The question is: Where do I, as an Asian, fall in this movement? I don’t want to be a tool of white supremacy, but visibility is important for my community too. Name Withheld
I admit that I have little patience for ethics navel-gazing when the answer to such question should be obvious, and thus the response to “Name Withheld” should begin with, “What the hell is the matter with you?” To his credit, “The Ethicist” gets this one right, but man does it take him a long time, apparently because he doesn’t want to seem unsympathetic to flagrant virtue signaling by Name—I wonder if that’s a common Asian moniker…
I would be tempted to respond,
1. Why are you reasoning like a racist while you are presenting yourself as supportive of a non-racist “movement”? Why do you think a racist movement, for that is what a movement that seeks to limit and define individuals by their race, is ethical to support? (Hint: it’s not.)
2. Does it not occur to you that if you are not qualified to write about black characters, there is no reason to believe you would be any more qualified to write about white characters? Your concern leads directly to the conclusion that Asian-American writers can only credibly write about Asians, and that black writers can only credibly write about blacks.
3. Since you don’t seem to be suggesting that you have been asked to take on this assignment out of some bias against black writers, you have the opportunity to write for this project because someone thinks you’re a good writer. Do you disagree with that? If so, it’s unethical to take the job. Do you believe a black writer must be superior because of the color of his or her skin? That’s per se racism. Do you want to undermine the project’s producers’ desire to have the best written show possible, so you can advance a dubious social justice objective that is unlikely to have any impact beyond making that project less successful than it would have been with a better writer—you?
4. Do you believe that the only way a black writer can get hired is if superior writers of other races create a vacuum by leaving the field? How demeaning to African-Americans!
5. Ethically, it’s “ok” to presume that a “white dude” writer would be mediocre, but a black dude wouldn’t? You’re a racist, dude.
6. Please explain in detail how you reached the point where you regard creating jobs for BIPOCs as a worthy objective but creating jobs for human beings of all colors and ethnicities as not. Virtually all writers are poor and struggling, you know, and you’re not taking the job of anyone who isn’t.

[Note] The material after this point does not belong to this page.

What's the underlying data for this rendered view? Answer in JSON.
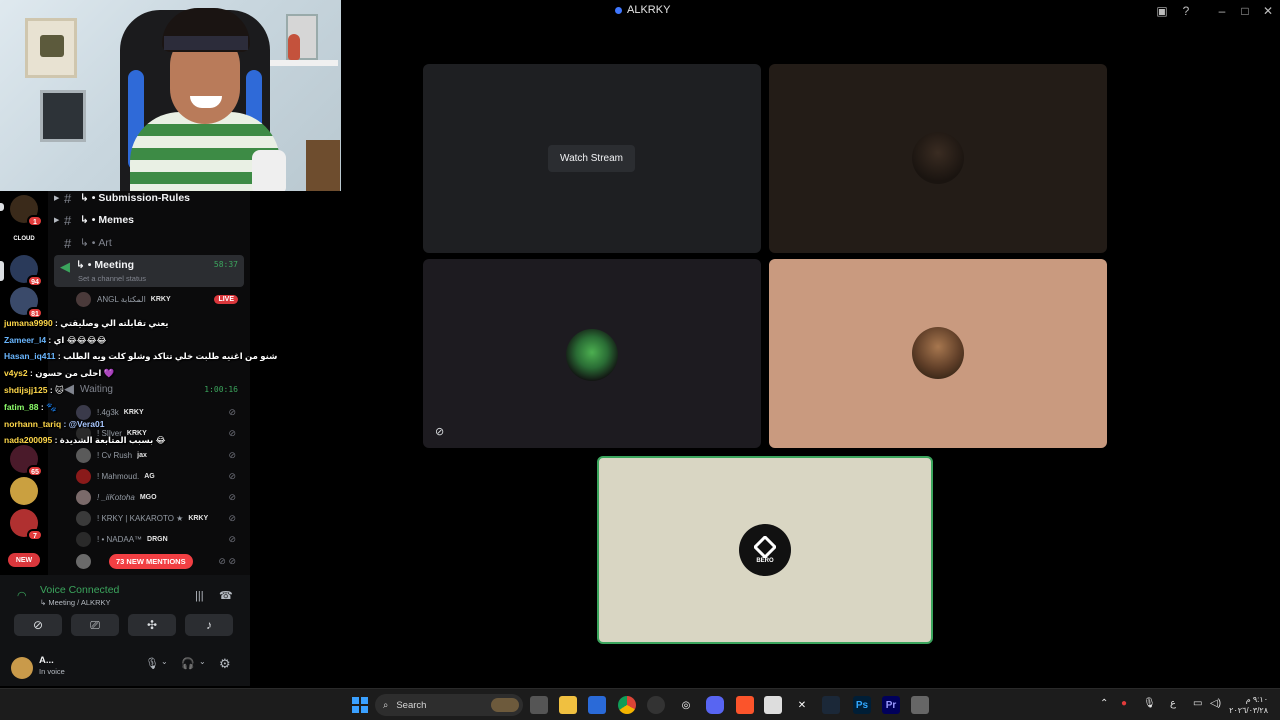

But from your question, I gather that you only care about struggling blacks, right? You’re a bigot, then.
7. You haven’t devoted any quality thought to this at all, and are just taking cues from manipulative activists whose objective is power, not ethics. If this is representative of your insight into human behavior, even “a mediocre white dude” could do a better job on the project.
Smart people have been intimidated, bullied and brainwashed into thinking positions like that of Name Withheld make sense. The Ethicist ends up enabling him by treating the question as respectable. What must be done is to metaphorically slap victims like Name across the face.